Lake Water For Firefighting Operations
The 26-foot craft can quickly transport water into a network of standpipes located along the shoreline – that were furnished by neighborhood homeowners’ associations – to supply lake water for ground-based firefighting operations. Moreover, its deck-mounted monitor enables the craft to conduct direct fire attack.
The fireboat is powered via twin 175 hp Mercury outboard engines and features a 1,250-gpm fire pump
The fireboat is powered via twin 175 hp Mercury outboard engines and features a 1,250-gpm fire pump driven by a marinized V-6 engine. The TFT Hurricane monitor is rated at 1,250 gpm and there are four discharge ports including one that feeds a 5-inch large diameter hose (LDH). Other features include a 63-inch hydraulically operated bow door capable of transporting ATVs, a swing-out side dive door, and a Davit crane with two access points.
Easy To Operate Fireboat
The T-top pilothouse is seven-feet long and has an interior clearance height of 76 inches. Its componentry includes a helm station with fire pump and monitor controls, and a 12-inch touchscreen commands a full suite of advanced electronics, including: forward looking infrared (FLIR), sonar with side structure scan, chartplotter, and GPS.

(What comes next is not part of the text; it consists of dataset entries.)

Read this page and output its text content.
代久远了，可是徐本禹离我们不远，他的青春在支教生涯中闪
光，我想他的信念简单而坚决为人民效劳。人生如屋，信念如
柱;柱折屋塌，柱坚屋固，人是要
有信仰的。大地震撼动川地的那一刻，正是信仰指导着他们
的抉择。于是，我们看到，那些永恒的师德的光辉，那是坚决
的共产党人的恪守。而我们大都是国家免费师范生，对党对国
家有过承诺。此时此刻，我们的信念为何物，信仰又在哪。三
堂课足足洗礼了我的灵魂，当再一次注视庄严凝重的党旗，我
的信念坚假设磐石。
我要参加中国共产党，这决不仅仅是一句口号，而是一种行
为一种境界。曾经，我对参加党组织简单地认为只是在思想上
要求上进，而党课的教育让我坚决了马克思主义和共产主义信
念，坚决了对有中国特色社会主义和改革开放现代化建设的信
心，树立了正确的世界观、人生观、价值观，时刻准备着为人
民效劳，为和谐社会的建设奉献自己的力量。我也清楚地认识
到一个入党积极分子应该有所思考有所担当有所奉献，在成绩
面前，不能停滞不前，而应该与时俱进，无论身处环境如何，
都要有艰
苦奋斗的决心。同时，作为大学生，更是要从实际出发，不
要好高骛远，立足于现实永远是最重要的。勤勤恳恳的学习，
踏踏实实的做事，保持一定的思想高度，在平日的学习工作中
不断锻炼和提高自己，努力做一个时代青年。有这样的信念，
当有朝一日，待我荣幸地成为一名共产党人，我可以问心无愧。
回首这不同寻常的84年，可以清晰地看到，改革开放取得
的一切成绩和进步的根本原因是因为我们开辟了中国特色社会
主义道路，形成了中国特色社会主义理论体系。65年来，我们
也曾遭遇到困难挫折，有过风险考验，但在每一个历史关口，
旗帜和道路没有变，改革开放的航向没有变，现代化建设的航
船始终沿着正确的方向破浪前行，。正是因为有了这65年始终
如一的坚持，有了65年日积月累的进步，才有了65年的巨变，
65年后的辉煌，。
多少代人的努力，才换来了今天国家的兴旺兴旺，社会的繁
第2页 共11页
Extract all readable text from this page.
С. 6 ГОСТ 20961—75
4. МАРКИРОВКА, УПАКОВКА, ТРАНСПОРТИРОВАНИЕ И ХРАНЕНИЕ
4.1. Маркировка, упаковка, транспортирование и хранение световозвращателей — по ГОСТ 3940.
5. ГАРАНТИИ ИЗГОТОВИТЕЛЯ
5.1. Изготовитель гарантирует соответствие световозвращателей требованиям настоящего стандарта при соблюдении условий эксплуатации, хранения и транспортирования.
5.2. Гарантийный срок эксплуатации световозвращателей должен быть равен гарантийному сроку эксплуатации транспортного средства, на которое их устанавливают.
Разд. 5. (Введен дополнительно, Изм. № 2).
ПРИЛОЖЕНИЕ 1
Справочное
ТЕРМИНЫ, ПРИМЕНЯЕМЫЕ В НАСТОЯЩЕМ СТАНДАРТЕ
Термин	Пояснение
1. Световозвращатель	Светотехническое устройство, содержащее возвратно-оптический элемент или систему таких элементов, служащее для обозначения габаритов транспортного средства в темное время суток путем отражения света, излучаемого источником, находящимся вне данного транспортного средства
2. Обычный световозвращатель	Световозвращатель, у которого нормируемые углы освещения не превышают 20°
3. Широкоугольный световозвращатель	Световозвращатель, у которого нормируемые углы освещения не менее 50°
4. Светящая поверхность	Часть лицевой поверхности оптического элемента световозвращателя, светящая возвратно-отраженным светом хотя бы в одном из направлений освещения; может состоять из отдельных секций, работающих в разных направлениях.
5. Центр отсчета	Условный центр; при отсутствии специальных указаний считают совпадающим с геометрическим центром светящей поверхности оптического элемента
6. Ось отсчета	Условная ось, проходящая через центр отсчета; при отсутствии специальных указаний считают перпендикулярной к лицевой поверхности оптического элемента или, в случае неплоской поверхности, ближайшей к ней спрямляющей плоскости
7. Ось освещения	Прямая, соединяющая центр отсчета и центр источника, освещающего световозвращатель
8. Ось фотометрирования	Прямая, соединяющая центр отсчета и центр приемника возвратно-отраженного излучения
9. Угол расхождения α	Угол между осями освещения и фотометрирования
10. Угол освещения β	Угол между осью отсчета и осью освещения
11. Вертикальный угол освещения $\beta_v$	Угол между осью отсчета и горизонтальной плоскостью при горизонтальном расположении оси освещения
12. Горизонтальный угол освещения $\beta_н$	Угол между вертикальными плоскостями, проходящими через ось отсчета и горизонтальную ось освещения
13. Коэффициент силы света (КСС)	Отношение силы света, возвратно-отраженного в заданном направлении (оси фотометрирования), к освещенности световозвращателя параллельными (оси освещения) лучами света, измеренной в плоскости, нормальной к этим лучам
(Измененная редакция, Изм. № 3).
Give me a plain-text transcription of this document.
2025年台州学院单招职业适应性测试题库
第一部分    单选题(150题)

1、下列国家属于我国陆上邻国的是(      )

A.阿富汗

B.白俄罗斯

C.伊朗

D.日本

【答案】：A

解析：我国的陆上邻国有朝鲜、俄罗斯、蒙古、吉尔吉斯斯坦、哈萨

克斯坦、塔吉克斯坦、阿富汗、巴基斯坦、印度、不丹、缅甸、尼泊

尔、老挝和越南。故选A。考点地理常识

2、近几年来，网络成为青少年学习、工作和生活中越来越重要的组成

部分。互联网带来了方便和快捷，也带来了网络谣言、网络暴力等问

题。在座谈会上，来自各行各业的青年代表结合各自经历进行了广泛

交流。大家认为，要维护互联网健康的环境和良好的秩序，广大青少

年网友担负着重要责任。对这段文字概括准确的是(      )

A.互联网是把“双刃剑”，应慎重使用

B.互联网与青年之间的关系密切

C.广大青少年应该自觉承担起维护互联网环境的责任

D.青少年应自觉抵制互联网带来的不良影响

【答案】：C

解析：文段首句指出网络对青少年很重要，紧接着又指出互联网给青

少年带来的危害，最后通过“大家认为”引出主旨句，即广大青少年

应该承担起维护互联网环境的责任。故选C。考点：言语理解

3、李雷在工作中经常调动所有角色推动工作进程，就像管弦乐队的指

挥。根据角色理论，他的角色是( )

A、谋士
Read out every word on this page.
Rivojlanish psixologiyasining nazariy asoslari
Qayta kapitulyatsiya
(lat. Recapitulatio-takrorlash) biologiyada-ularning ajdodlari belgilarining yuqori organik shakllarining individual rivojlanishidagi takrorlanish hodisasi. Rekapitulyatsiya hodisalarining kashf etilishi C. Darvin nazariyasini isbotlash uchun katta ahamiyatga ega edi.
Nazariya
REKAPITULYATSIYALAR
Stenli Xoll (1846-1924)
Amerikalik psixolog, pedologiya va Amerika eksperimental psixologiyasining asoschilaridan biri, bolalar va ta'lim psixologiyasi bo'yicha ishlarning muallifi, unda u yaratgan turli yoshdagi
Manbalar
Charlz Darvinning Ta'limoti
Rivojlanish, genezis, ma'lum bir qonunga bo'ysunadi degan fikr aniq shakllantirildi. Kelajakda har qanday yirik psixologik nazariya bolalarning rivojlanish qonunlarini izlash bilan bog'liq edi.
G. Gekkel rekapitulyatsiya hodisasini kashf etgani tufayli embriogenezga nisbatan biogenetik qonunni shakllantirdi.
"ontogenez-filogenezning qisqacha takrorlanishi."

“We’ve been blown away by our new fireboat’s performance – it is smooth, agile, quick to plane, and very easy to operate,” added Murray. “Plus, once on the scene, we can be flowing water in a matter of seconds.”
Located in a mountainous region in the far northeast corner of Georgia, Rabun County Fire Services protects 361 square miles with a department that includes 200 volunteer firefighters, six paid personnel, 12 volunteer fire stations, 17 engines, 11 tankers, 11 mini pumpers and three fireboats. Each year the department responds to approximately 2,000 calls.